Having covered all the gear and weapon options, now we reach utility. Annihilator comes with replacement hands. Nothing amazing, though - just a pair at an angle so as to better work with the lance. Of course it's useful for the sword as well, if you like pointing swords at things. This is another major revision between the first edition of Commander and all subsequent iterations: originally there was a pressure-tab system for the wrist connection. So to go in or out you had to bend plastic tabs. This led to easily damage of the wrists. Annihilator introduced straight peg wrists, which swap much more cleanly and leave out the potential of damage.

My only caution is that you may need to (carefully) use one of the weapons for leverage in swapping hands. The storage ports under the battle station take a tight hold on those wrist pegs, and it'll require carefully working them to get them to release. Taking the hands off the arms is less difficult, but the accessory leverage will still help since there's just no good way to grab the hands that are installed.


Railroad tracks, that is, not fabulous Corvettes. Another new piece original to Annihilator, you get two lengths of railway that are just a little bit longer put together than the length of the train. The engine's wheels are supposed to fit grooves in the tracks, but that's easier said than done, usually. I suppose it's a nice extra, if you want to display your toy on its proper road surface, but that's about all.

Closing Remarks

Annihilator was important because it showed that Mastermind Creations was dedicated to producing quality figures. All of the fixes and improvements given to this toy after the relatively poor showing of Commander speak to that better than anything else. As of this writing, both Commander and Annihilator have been reissued, with Commander benefitting from Annihilator's revisions, as well as picking up the few new parts Annihilator came with. With the current versions you can't go wrong either way, whether your desire is for an Optimus colored engine, or one that is a little more realistically representative of a typical steam locomotive.

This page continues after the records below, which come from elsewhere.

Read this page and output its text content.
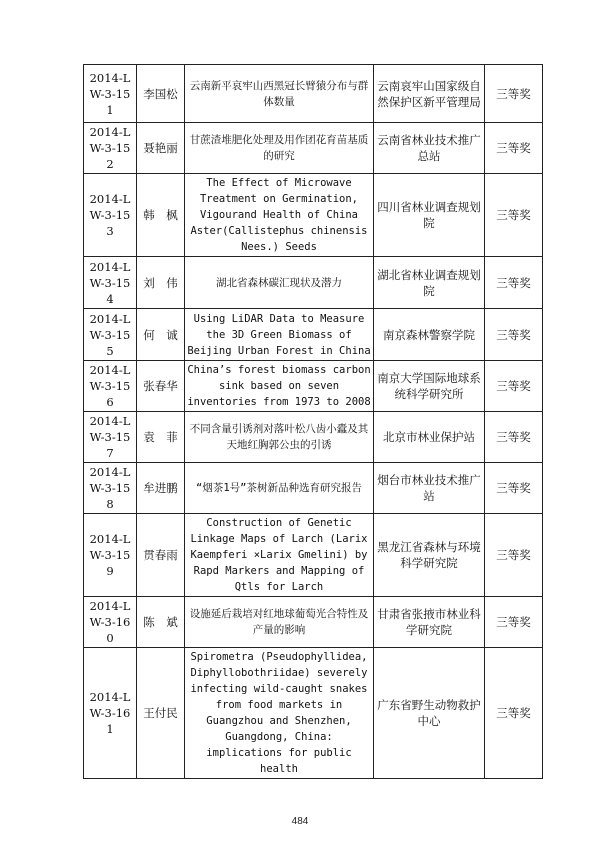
2014-LW-3-151	李国松	云南新平哀牢山西黑冠长臂猿分布与群体数量	云南哀牢山国家级自然保护区新平管理局	三等奖
2014-LW-3-152	聂艳丽	甘蔗渣堆肥化处理及用作团花育苗基质的研究	云南省林业技术推广总站	三等奖
2014-LW-3-153	韩　枫	The Effect of Microwave Treatment on Germination, Vigourand Health of China Aster(Callistephus chinensis Nees.) Seeds	四川省林业调查规划院	三等奖
2014-LW-3-154	刘　伟	湖北省森林碳汇现状及潜力	湖北省林业调查规划院	三等奖
2014-LW-3-155	何　诚	Using LiDAR Data to Measure the 3D Green Biomass of Beijing Urban Forest in China	南京森林警察学院	三等奖
2014-LW-3-156	张春华	China’s forest biomass carbon sink based on seven inventories from 1973 to 2008	南京大学国际地球系统科学研究所	三等奖
2014-LW-3-157	袁　菲	不同含量引诱剂对落叶松八齿小蠹及其天地红胸郭公虫的引诱	北京市林业保护站	三等奖
2014-LW-3-158	牟进鹏	“烟茶1号”茶树新品种选育研究报告	烟台市林业技术推广站	三等奖
2014-LW-3-159	贯春雨	Construction of Genetic Linkage Maps of Larch (Larix Kaempferi ×Larix Gmelini) by Rapd Markers and Mapping of Qtls for Larch	黑龙江省森林与环境科学研究院	三等奖
2014-LW-3-160	陈　斌	设施延后栽培对红地球葡萄光合特性及产量的影响	甘肃省张掖市林业科学研究院	三等奖
2014-LW-3-161	王付民	Spirometra (Pseudophyllidea, Diphyllobothriidae) severely infecting wild-caught snakes from food markets in Guangzhou and Shenzhen, Guangdong, China: implications for public health	广东省野生动物救护中心	三等奖
484
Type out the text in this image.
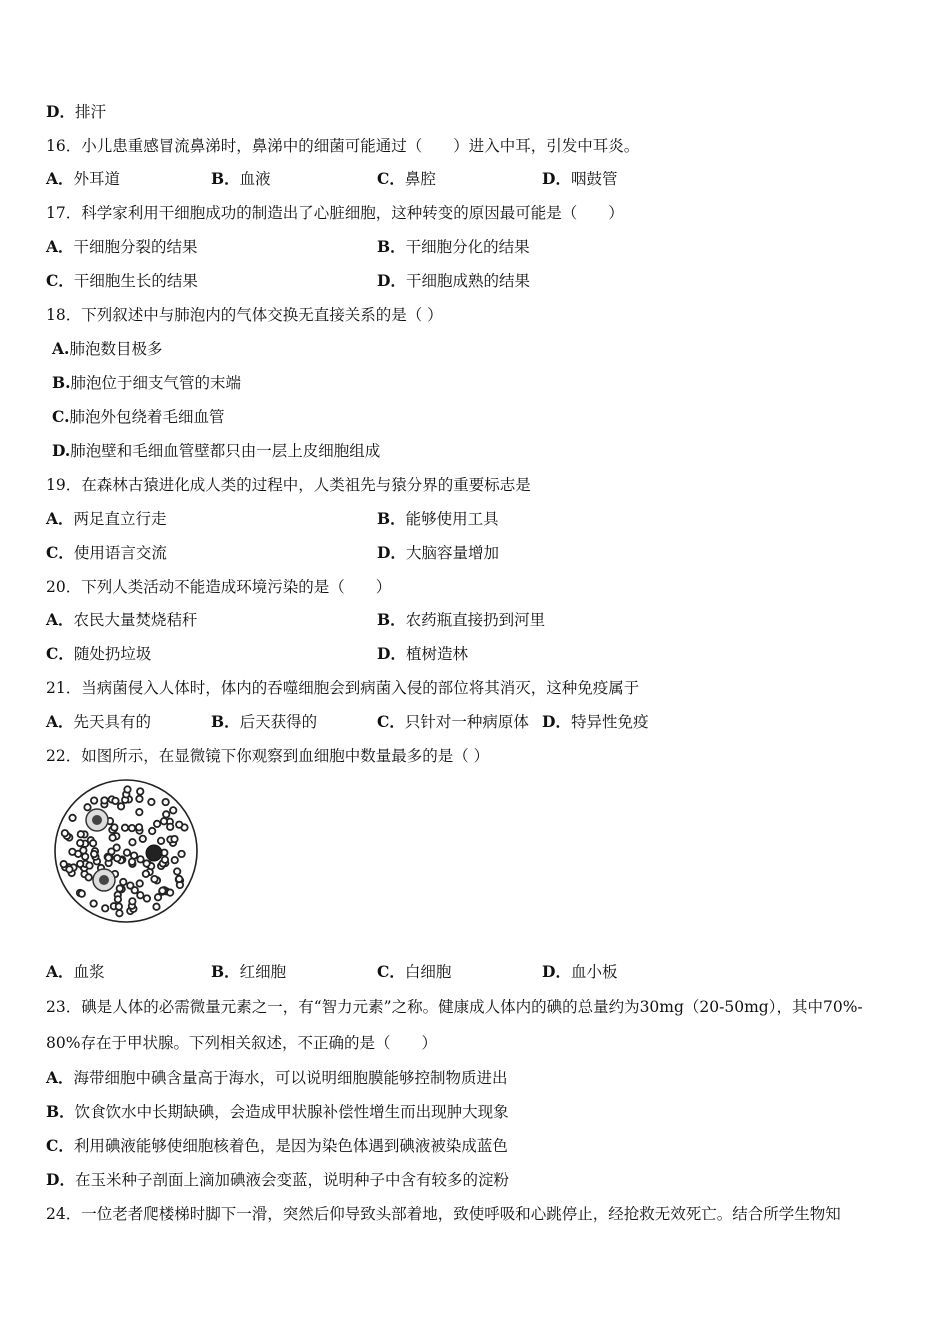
D．排汗
16．小儿患重感冒流鼻涕时，鼻涕中的细菌可能通过（　　）进入中耳，引发中耳炎。
A．外耳道	B．血液	C．鼻腔	D．咽鼓管
17．科学家利用干细胞成功的制造出了心脏细胞，这种转变的原因最可能是（　　）
A．干细胞分裂的结果	B．干细胞分化的结果
C．干细胞生长的结果	D．干细胞成熟的结果
18．下列叙述中与肺泡内的气体交换无直接关系的是（ ）
A.肺泡数目极多
B.肺泡位于细支气管的末端
C.肺泡外包绕着毛细血管
D.肺泡壁和毛细血管壁都只由一层上皮细胞组成
19．在森林古猿进化成人类的过程中，人类祖先与猿分界的重要标志是
A．两足直立行走	B．能够使用工具
C．使用语言交流	D．大脑容量增加
20．下列人类活动不能造成环境污染的是（　　）
A．农民大量焚烧秸秆	B．农药瓶直接扔到河里
C．随处扔垃圾	D．植树造林
21．当病菌侵入人体时，体内的吞噬细胞会到病菌入侵的部位将其消灭，这种免疫属于
A．先天具有的	B．后天获得的	C．只针对一种病原体 D．特异性免疫
22．如图所示，在显微镜下你观察到血细胞中数量最多的是（ ）
A．血浆	B．红细胞	C．白细胞	D．血小板
23．碘是人体的必需微量元素之一，有“智力元素”之称。健康成人体内的碘的总量约为30mg（20-50mg），其中70%-
80%存在于甲状腺。下列相关叙述，不正确的是（　　）
A．海带细胞中碘含量高于海水，可以说明细胞膜能够控制物质进出
B．饮食饮水中长期缺碘，会造成甲状腺补偿性增生而出现肿大现象
C．利用碘液能够使细胞核着色，是因为染色体遇到碘液被染成蓝色
D．在玉米种子剖面上滴加碘液会变蓝，说明种子中含有较多的淀粉
24．一位老者爬楼梯时脚下一滑，突然后仰导致头部着地，致使呼吸和心跳停止，经抢救无效死亡。结合所学生物知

The care put in to all aspects of design on the toy just to keep the details visually consistent with the era of the vehicle form really impresses me, to say nothing of the range of extras that come with the toy. MMC developed a really great product here, and it's definitely something you should consider adding to your collection if you have any interest at all in checking out a third party's offerings in the realm of full figures. Knight Morpher Annihilator scores Very Good on the Non-Numeric Rating Scale. My only regrets with this are that I waited as long as I did to finally grab one of these. Well, that, and how the upcoming Cyclops based on Shockwave's Hearts of Steel ironclad battleship design is pretty firmly beyond my price range. Knowing now the quality Mastermind goes for, I'll just bet the figure is going to be worth the asking price.